Charting records often tops the list of least-liked tasks doctors perform. But Mary Beth Kingston, chief nursing officer for the Advocate Health system, says artificial intelligence (AI) tools known as ambient listening hear the conversation between the provider and patient and create a note that can be put in an electronic medical record. A provider can look at the note later and make any relevant changes. AI programs can also triage messages in a provider’s inbox to save time answering those emails.
“I think we are just going to have to be creative and automate more tasks, which is where I think a lot of effort is being put in today,” Kingston says. “We are seeing hospitals at home and remote monitoring.
We haven’t even really tapped into how we can marry technology with what healthcare providers bring to the table. And any type of automation that makes work more efficient allows providers to use more of their time taking care of patients.”
The Sky Is Not Falling
Many reports that come out tallying the number of U.S. healthcare providers that will be needed in the coming years are reminiscent of Chicken Little’s sky-is-falling.
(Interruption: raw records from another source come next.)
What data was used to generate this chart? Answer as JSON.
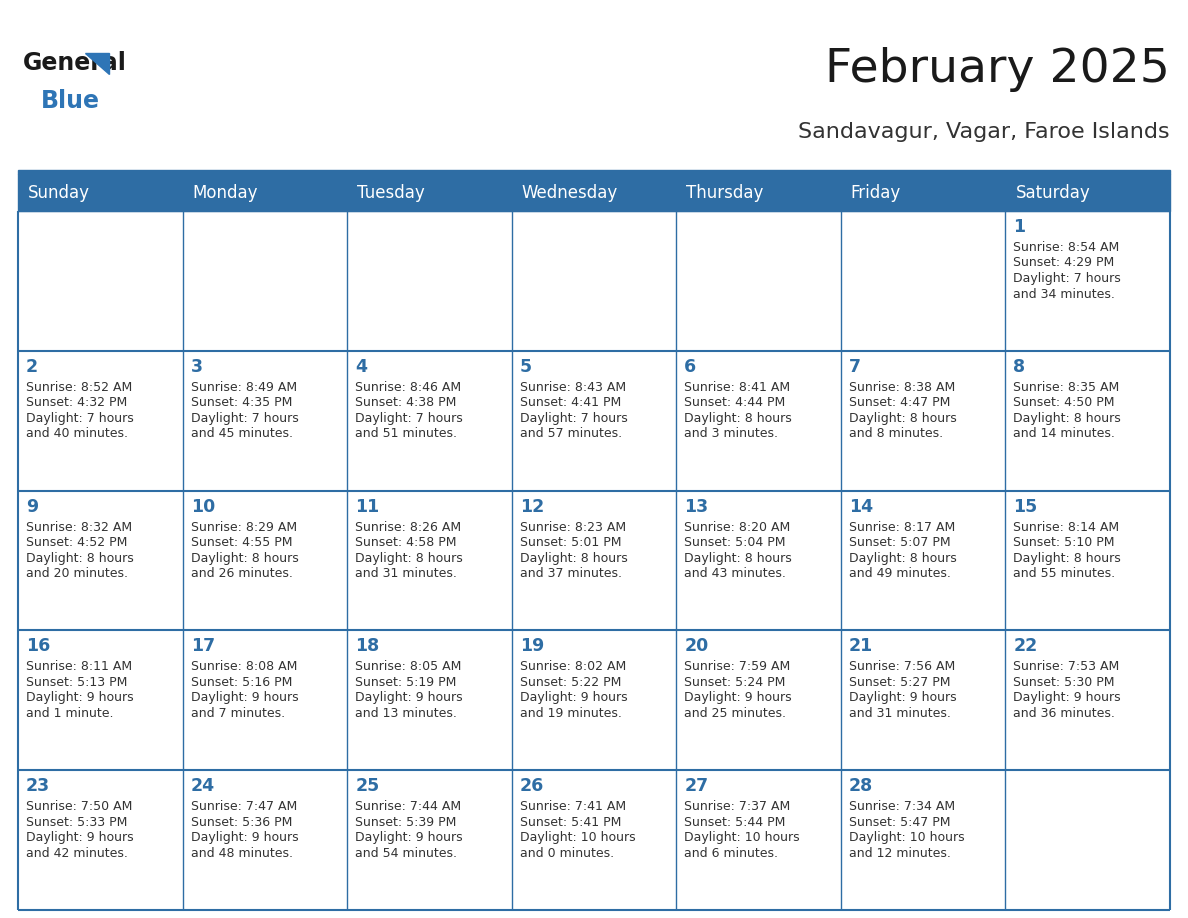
{
  "title": "February 2025",
  "subtitle": "Sandavagur, Vagar, Faroe Islands",
  "header_bg_color": "#2E6DA4",
  "header_text_color": "#FFFFFF",
  "border_color": "#2E6DA4",
  "title_color": "#1a1a1a",
  "subtitle_color": "#333333",
  "day_number_color": "#2E6DA4",
  "cell_text_color": "#333333",
  "cell_bg_color": "#FFFFFF",
  "days_of_week": [
    "Sunday",
    "Monday",
    "Tuesday",
    "Wednesday",
    "Thursday",
    "Friday",
    "Saturday"
  ],
  "weeks": [
    [
      {
        "day": null,
        "info": null
      },
      {
        "day": null,
        "info": null
      },
      {
        "day": null,
        "info": null
      },
      {
        "day": null,
        "info": null
      },
      {
        "day": null,
        "info": null
      },
      {
        "day": null,
        "info": null
      },
      {
        "day": 1,
        "info": "Sunrise: 8:54 AM\nSunset: 4:29 PM\nDaylight: 7 hours\nand 34 minutes."
      }
    ],
    [
      {
        "day": 2,
        "info": "Sunrise: 8:52 AM\nSunset: 4:32 PM\nDaylight: 7 hours\nand 40 minutes."
      },
      {
        "day": 3,
        "info": "Sunrise: 8:49 AM\nSunset: 4:35 PM\nDaylight: 7 hours\nand 45 minutes."
      },
      {
        "day": 4,
        "info": "Sunrise: 8:46 AM\nSunset: 4:38 PM\nDaylight: 7 hours\nand 51 minutes."
      },
      {
        "day": 5,
        "info": "Sunrise: 8:43 AM\nSunset: 4:41 PM\nDaylight: 7 hours\nand 57 minutes."
      },
      {
        "day": 6,
        "info": "Sunrise: 8:41 AM\nSunset: 4:44 PM\nDaylight: 8 hours\nand 3 minutes."
      },
      {
        "day": 7,
        "info": "Sunrise: 8:38 AM\nSunset: 4:47 PM\nDaylight: 8 hours\nand 8 minutes."
      },
      {
        "day": 8,
        "info": "Sunrise: 8:35 AM\nSunset: 4:50 PM\nDaylight: 8 hours\nand 14 minutes."
      }
    ],
    [
      {
        "day": 9,
        "info": "Sunrise: 8:32 AM\nSunset: 4:52 PM\nDaylight: 8 hours\nand 20 minutes."
      },
      {
        "day": 10,
        "info": "Sunrise: 8:29 AM\nSunset: 4:55 PM\nDaylight: 8 hours\nand 26 minutes."
      },
      {
        "day": 11,
        "info": "Sunrise: 8:26 AM\nSunset: 4:58 PM\nDaylight: 8 hours\nand 31 minutes."
      },
      {
        "day": 12,
        "info": "Sunrise: 8:23 AM\nSunset: 5:01 PM\nDaylight: 8 hours\nand 37 minutes."
      },
      {
        "day": 13,
        "info": "Sunrise: 8:20 AM\nSunset: 5:04 PM\nDaylight: 8 hours\nand 43 minutes."
      },
      {
        "day": 14,
        "info": "Sunrise: 8:17 AM\nSunset: 5:07 PM\nDaylight: 8 hours\nand 49 minutes."
      },
      {
        "day": 15,
        "info": "Sunrise: 8:14 AM\nSunset: 5:10 PM\nDaylight: 8 hours\nand 55 minutes."
      }
    ],
    [
      {
        "day": 16,
        "info": "Sunrise: 8:11 AM\nSunset: 5:13 PM\nDaylight: 9 hours\nand 1 minute."
      },
      {
        "day": 17,
        "info": "Sunrise: 8:08 AM\nSunset: 5:16 PM\nDaylight: 9 hours\nand 7 minutes."
      },
      {
        "day": 18,
        "info": "Sunrise: 8:05 AM\nSunset: 5:19 PM\nDaylight: 9 hours\nand 13 minutes."
      },
      {
        "day": 19,
        "info": "Sunrise: 8:02 AM\nSunset: 5:22 PM\nDaylight: 9 hours\nand 19 minutes."
      },
      {
        "day": 20,
        "info": "Sunrise: 7:59 AM\nSunset: 5:24 PM\nDaylight: 9 hours\nand 25 minutes."
      },
      {
        "day": 21,
        "info": "Sunrise: 7:56 AM\nSunset: 5:27 PM\nDaylight: 9 hours\nand 31 minutes."
      },
      {
        "day": 22,
        "info": "Sunrise: 7:53 AM\nSunset: 5:30 PM\nDaylight: 9 hours\nand 36 minutes."
      }
    ],
    [
      {
        "day": 23,
        "info": "Sunrise: 7:50 AM\nSunset: 5:33 PM\nDaylight: 9 hours\nand 42 minutes."
      },
      {
        "day": 24,
        "info": "Sunrise: 7:47 AM\nSunset: 5:36 PM\nDaylight: 9 hours\nand 48 minutes."
      },
      {
        "day": 25,
        "info": "Sunrise: 7:44 AM\nSunset: 5:39 PM\nDaylight: 9 hours\nand 54 minutes."
      },
      {
        "day": 26,
        "info": "Sunrise: 7:41 AM\nSunset: 5:41 PM\nDaylight: 10 hours\nand 0 minutes."
      },
      {
        "day": 27,
        "info": "Sunrise: 7:37 AM\nSunset: 5:44 PM\nDaylight: 10 hours\nand 6 minutes."
      },
      {
        "day": 28,
        "info": "Sunrise: 7:34 AM\nSunset: 5:47 PM\nDaylight: 10 hours\nand 12 minutes."
      },
      {
        "day": null,
        "info": null
      }
    ]
  ],
  "logo_general_color": "#1a1a1a",
  "logo_blue_color": "#2E75B6",
  "fig_width": 11.88,
  "fig_height": 9.18,
  "dpi": 100
}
But people in the industry, like Kingston and Lin, agree the outlook isn’t as dire as it may sound.
The industry will have to look at shortage prediction areas and create strategies to address gaps.
in those geographies. Some approaches will work in the near term like using incentives to get graduates to work in rural areas. Others will help over the long term, as schools actively recruit rural and diverse groups of students and try to lure second-career professionals into the field.
“In healthcare, we respond to the need,” Kingston says. “If we continue to do like we are doing today, we will have issues. It will require action, but I’m confident there are so many people in healthcare that care so deeply about what they do that we will all be able to work together to find solutions.